3. The Anchorage Non-Motorized Plan is near adoption and highlights areas most needing walking and biking improvements. Should Anchorage adopt this plan, and if so, how will you ensure that the plan’s guidance and vision are incorporated into transportation projects

Dunbar: Yes, I support the adoption of the Anchorage Non-Motorized plan and am grateful to the Community Advisory Committee, constituents, and others who have made its final public comment period accessible and meaningful even as we have moved operations online. To incorporate its vision and ensure community time is used wisely, I will work with AMATS to make sure each new project that is brought forward is evaluated and built using the plan as a guide. If we analyze each project at Step 1 with these guidelines and continue those reflections over the long life of implementation we can maximize the Non-Motorized Plan’s impact.

4. Cities across the nation have shifted their transportation policies to follow guidance from The National Association of City Transportation Officials (NACTO). What are your thoughts on Anchorage becoming a NACTO Member City and incorporating their street design guides into our urban spaces?  

Dunbar: Anchorage is eligible to be an Affiliate City with NACTO, and I plan to work with AMATS to make that happen. Anchorage benefits from our other knowledge-sharing partnerships, like the National League of Cities, and it’s one way that we’ve been able to bring new, innovative ideas to our Municipality, gain access to grant funds to support community projects, and discuss the challenges of cities our size. A partnership with NACTO would allow us access to further resources and new city partners to give us tools to adapt our transportation system to make it safer and more accessible through design

5. Besides providing safety and accommodation for people on bikes, in your opinion what are three other benefits that Anchorage might see if we made our city less car-dependent?

Dunbar: First, an increase in shopping and economic activity: shifting people from cars to bikes and other methods of transportation helps get them into restaurants and stores, which will be even more important as we work to recover from the pandemic.
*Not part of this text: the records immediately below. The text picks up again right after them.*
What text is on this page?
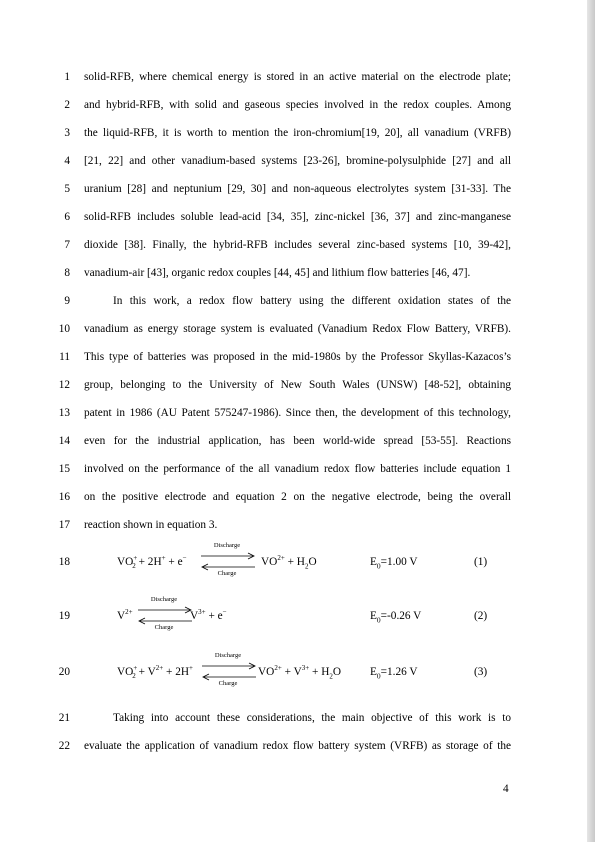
1 solid-RFB, where chemical energy is stored in an active material on the electrode plate;
2 and hybrid-RFB, with solid and gaseous species involved in the redox couples. Among
3 the liquid-RFB, it is worth to mention the iron-chromium[19, 20], all vanadium (VRFB)
4 [21, 22] and other vanadium-based systems [23-26], bromine-polysulphide [27] and all
5 uranium [28] and neptunium [29, 30] and non-aqueous electrolytes system [31-33]. The
6 solid-RFB includes soluble lead-acid [34, 35], zinc-nickel [36, 37] and zinc-manganese
7 dioxide [38]. Finally, the hybrid-RFB includes several zinc-based systems [10, 39-42],
8 vanadium-air [43], organic redox couples [44, 45] and lithium flow batteries [46, 47].
9	In this work, a redox flow battery using the different oxidation states of the
10 vanadium as energy storage system is evaluated (Vanadium Redox Flow Battery, VRFB).
11 This type of batteries was proposed in the mid-1980s by the Professor Skyllas-Kazacos’s
12 group, belonging to the University of New South Wales (UNSW) [48-52], obtaining
13 patent in 1986 (AU Patent 575247-1986). Since then, the development of this technology,
14 even for the industrial application, has been world-wide spread [53-55]. Reactions
15 involved on the performance of the all vanadium redox flow batteries include equation 1
16 on the positive electrode and equation 2 on the negative electrode, being the overall
17 reaction shown in equation 3.
18	$VO^+_2 + 2H^+ + e^-$
Discharge
Charge
$VO^{2+} + H_2O$	$E_0=1.00$ V	(1)
19	$V^{2+}$
Discharge
Charge
$V^{3+} + e^-$	$E_0=-0.26$ V	(2)
20	$VO^+_2 + V^{2+} + 2H^+$
Discharge
Charge
$VO^{2+} + V^{3+} + H_2O$	$E_0=1.26$ V	(3)
21	Taking into account these considerations, the main objective of this work is to
22 evaluate the application of vanadium redox flow battery system (VRFB) as storage of the
4
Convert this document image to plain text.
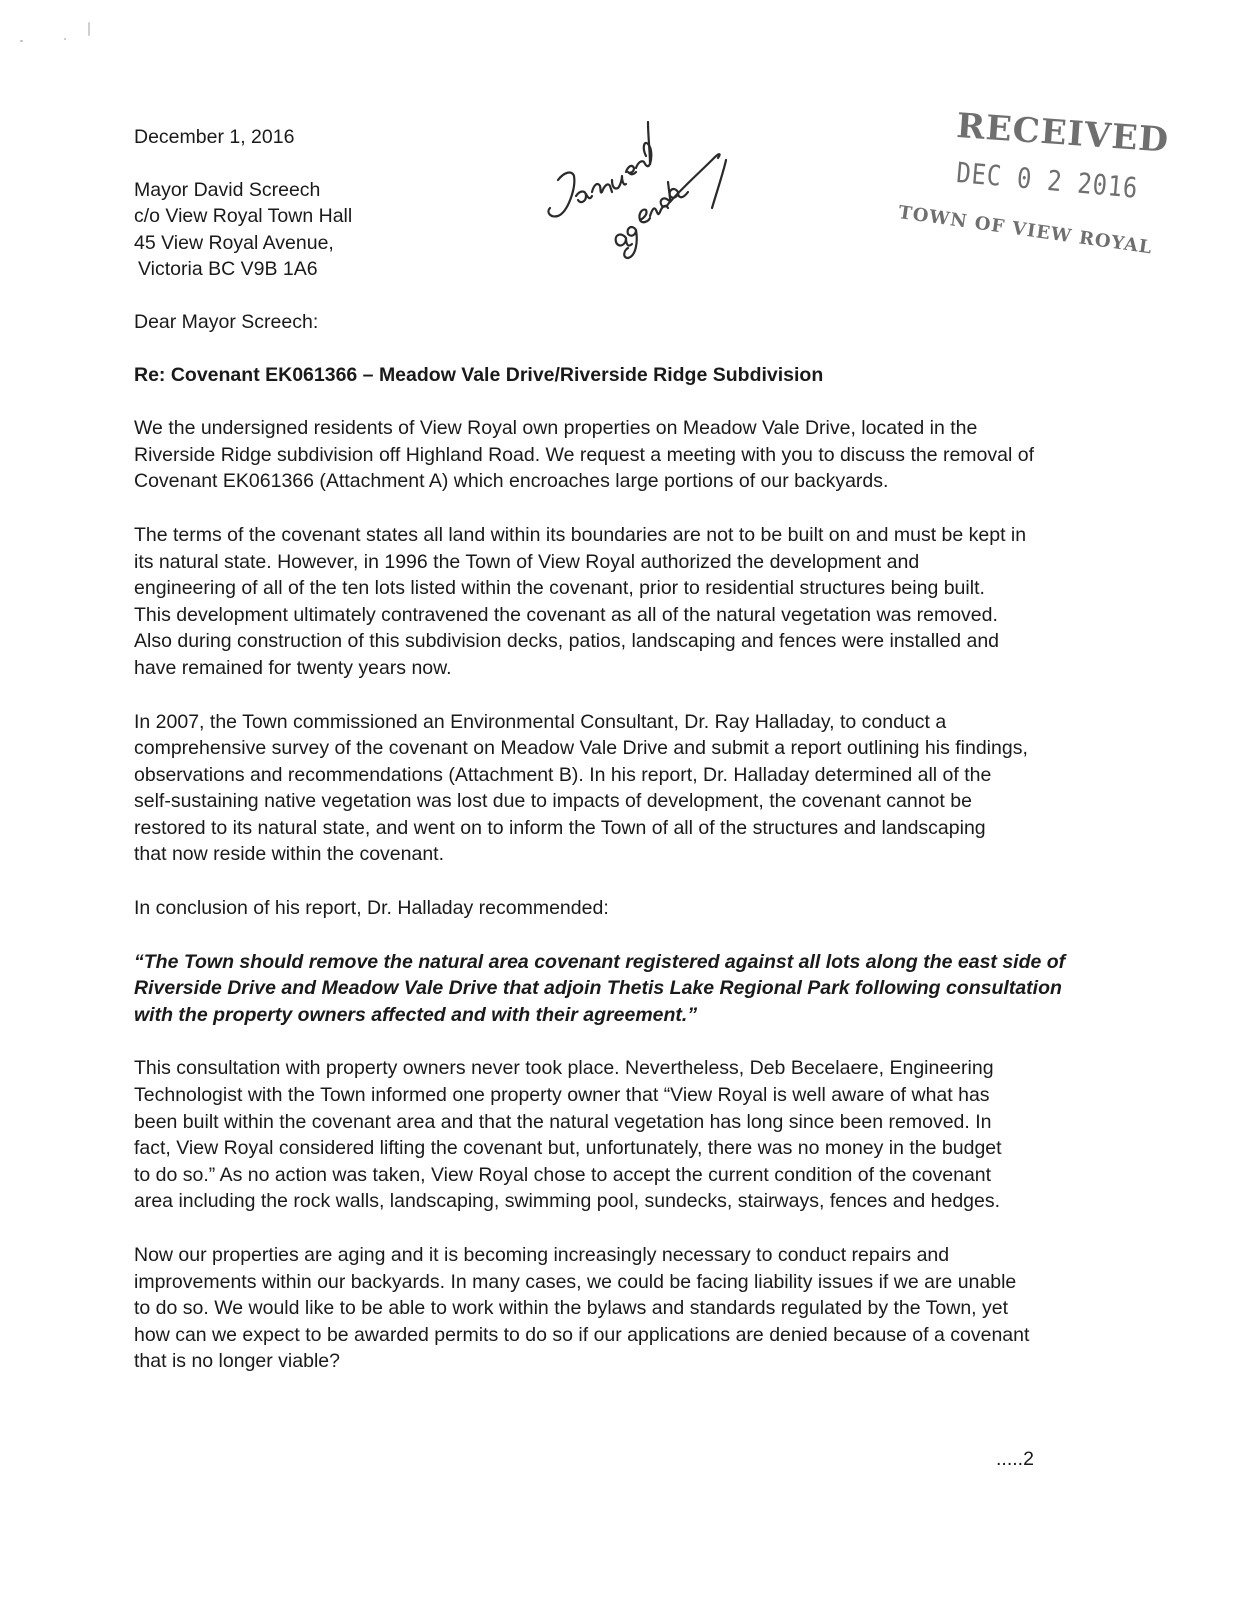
RECEIVED
DEC 0 2 2016
TOWN OF VIEW ROYAL

December 1, 2016

Mayor David Screech

c/o View Royal Town Hall

45 View Royal Avenue,

Victoria BC V9B 1A6

Dear Mayor Screech:

Re: Covenant EK061366 – Meadow Vale Drive/Riverside Ridge Subdivision

We the undersigned residents of View Royal own properties on Meadow Vale Drive, located in the

Riverside Ridge subdivision off Highland Road. We request a meeting with you to discuss the removal of

Covenant EK061366 (Attachment A) which encroaches large portions of our backyards.

The terms of the covenant states all land within its boundaries are not to be built on and must be kept in

its natural state. However, in 1996 the Town of View Royal authorized the development and

engineering of all of the ten lots listed within the covenant, prior to residential structures being built.

This development ultimately contravened the covenant as all of the natural vegetation was removed.

Also during construction of this subdivision decks, patios, landscaping and fences were installed and

have remained for twenty years now.

In 2007, the Town commissioned an Environmental Consultant, Dr. Ray Halladay, to conduct a

comprehensive survey of the covenant on Meadow Vale Drive and submit a report outlining his findings,

observations and recommendations (Attachment B). In his report, Dr. Halladay determined all of the

self-sustaining native vegetation was lost due to impacts of development, the covenant cannot be

restored to its natural state, and went on to inform the Town of all of the structures and landscaping

that now reside within the covenant.

In conclusion of his report, Dr. Halladay recommended:

“The Town should remove the natural area covenant registered against all lots along the east side of

Riverside Drive and Meadow Vale Drive that adjoin Thetis Lake Regional Park following consultation

with the property owners affected and with their agreement.”

This consultation with property owners never took place. Nevertheless, Deb Becelaere, Engineering

Technologist with the Town informed one property owner that “View Royal is well aware of what has

been built within the covenant area and that the natural vegetation has long since been removed. In

fact, View Royal considered lifting the covenant but, unfortunately, there was no money in the budget

to do so.” As no action was taken, View Royal chose to accept the current condition of the covenant

area including the rock walls, landscaping, swimming pool, sundecks, stairways, fences and hedges.

Now our properties are aging and it is becoming increasingly necessary to conduct repairs and

improvements within our backyards. In many cases, we could be facing liability issues if we are unable

to do so. We would like to be able to work within the bylaws and standards regulated by the Town, yet

how can we expect to be awarded permits to do so if our applications are denied because of a covenant

that is no longer viable?

.....2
By investing in mixed-use development, we also ensure a base for businesses as clientele live immediately above or in the area, and can frequent their establishment without the use of a car. This goes hand in hand with my second reason: the Visitor Industry. Right now, visitors often need to rent a car or have a local friend with a car to reach much of our Municipality. If we make our public transportation, city centers, and trails more accessible, it opens our city up to additional travelers who prefer bikes and other non-car means of travel. It will also encourage people to see Anchorage as a destination, worthy of staying that crucial extra night, rather than simply a jumping-off point to other parts of Alaska. Finally, reducing our reliance on cars improves our quality of life and public health. Our trail system has proven to be a terrific, low-cost way for residents to exercise and gain peace of mind, especially during last year’s pandemic-dominated summer. We need to ensure trails and another bike/pedestrian facilities are accessible to all our neighborhoods and recognize the public health benefit of getting people out of their cars, from air quality to climate change to physical fitness.

Bike Anchorage would once again like to thank the responding candidates for sharing their positions and plans. We look forward to working with Anchorage's next mayor to ensure a strong relationship and representation of our members who share in the vision of a much more healthy, vibrant, and bikeable Anchorage.